5/10
"Floyd Collins" meets "Peyton Place" as newbie screenwriter creates stock, earnest miner types minus the idiosyncrasies
24 January 2015
Warning: Spoilers
"Little Accidents" is based on screenwriter Sara Coangelo's short 2010 film of the same name. Shot in West Virginia, the chief protagonist is Amos Jenkins, the lone survivor of a mining accident in which ten of his co-workers are killed. Coangelo's central conflict is interesting: will Amos spill the beans and side with the union who want to sue the company for more money? Or will he conveniently "forget" about what transpired so he won't possibly shut down the company and jeopardize his job (the idea of not working bothers salt-of-the-earth Amos, no end).

Coangelo is much less successful with a sub-plot (or a secondary main plot if you will) involving Owen, the son of one of the dead miners, who accidentally kills J.T., the son of a middle management executive at the coal company, Bill Doyle. After bullying Owen, J.T. chases him in the woods, only to be felled by a stone, which Owen hurls at him in self-defense. There's very little interesting about the tortured depression Owen goes through for the rest of the film and even his predictable confession to Doyle and his wife, Diane, proves much more of a relief than cathartic moment for the film goer, at film's end.

One of the big problems with "Little Accidents" is the pacing is extremely lugubrious. The plot is dragged out to the point where one practically finds oneself screaming for the film's scenarist to pick things up! Case in point: the Doyles meeting with the police and subsequent search for the missing boy. Both those scenes could have been cut to the bare minimum to convey what was happening.

Coangelo's characters aren't exactly complete caricatures but more melodramatic stock types. Coangelo imagines what mining folks are like but doesn't quite capture any idiosyncrasies. Instead, Amos meets Diane at wouldn't you know it, a Bible study group! The affair between Amos and Diane is perhaps the most perfunctory and predictable aspect of the film. Rex Reed of "The Observer" is right to conclude that "Little Accidents" is nothing more than a "backwater soap opera without the keener character development the movie needs."
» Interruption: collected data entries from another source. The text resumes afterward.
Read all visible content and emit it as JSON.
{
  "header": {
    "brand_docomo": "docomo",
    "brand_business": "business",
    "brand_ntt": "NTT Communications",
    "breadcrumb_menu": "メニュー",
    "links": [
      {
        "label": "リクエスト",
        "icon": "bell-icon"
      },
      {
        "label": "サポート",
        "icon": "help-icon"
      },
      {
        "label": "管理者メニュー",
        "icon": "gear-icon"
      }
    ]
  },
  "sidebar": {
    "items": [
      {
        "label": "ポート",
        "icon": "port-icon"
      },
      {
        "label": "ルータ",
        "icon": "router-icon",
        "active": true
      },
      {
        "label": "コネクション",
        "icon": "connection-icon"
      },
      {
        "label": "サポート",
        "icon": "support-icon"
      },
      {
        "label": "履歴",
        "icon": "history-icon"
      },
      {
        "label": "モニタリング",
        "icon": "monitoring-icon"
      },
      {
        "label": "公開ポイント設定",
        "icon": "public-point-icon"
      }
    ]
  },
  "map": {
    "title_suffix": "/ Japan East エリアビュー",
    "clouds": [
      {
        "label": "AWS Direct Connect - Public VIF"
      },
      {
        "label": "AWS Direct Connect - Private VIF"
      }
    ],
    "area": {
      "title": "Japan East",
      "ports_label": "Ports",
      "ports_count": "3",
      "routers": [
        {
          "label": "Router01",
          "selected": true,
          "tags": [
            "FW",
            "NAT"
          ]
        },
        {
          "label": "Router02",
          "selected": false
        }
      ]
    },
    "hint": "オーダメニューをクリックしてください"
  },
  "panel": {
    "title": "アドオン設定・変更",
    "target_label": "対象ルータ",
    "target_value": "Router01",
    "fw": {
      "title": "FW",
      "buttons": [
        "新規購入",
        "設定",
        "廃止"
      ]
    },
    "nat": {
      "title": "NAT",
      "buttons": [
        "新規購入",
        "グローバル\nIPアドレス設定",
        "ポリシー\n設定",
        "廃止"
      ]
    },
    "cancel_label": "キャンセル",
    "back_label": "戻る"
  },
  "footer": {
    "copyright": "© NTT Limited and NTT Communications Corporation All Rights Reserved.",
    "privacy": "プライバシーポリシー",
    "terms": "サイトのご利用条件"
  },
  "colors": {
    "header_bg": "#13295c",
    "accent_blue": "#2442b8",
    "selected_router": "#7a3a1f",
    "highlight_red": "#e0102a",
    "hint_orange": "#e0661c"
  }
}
The film has some excellent cinematography as it was shot on location by the talented cinematographer Rachel Morrison. The music, with a haunting score by Marcelo Zarvos, manages to convey the bleak mining town atmosphere utilizing a lone piano and a few violin notes. However, like the film's glacial pacing, the music manages to be over used. The performances are uniformly excellent with special kudos to Josh Lofland as Owen, who once again shines as he did in his earlier break out role, in "Mud."

Ultimately I must agree with Glenn Kinney of RogertEbert.com who writes that the narrative is marked by "the clichéd solemnity of almost each and every scene." Ms. Coangelo would do well to base her next screenplay on an actual historical incident. That way she can avoid the earnest and ordinary story that she has proffered up here.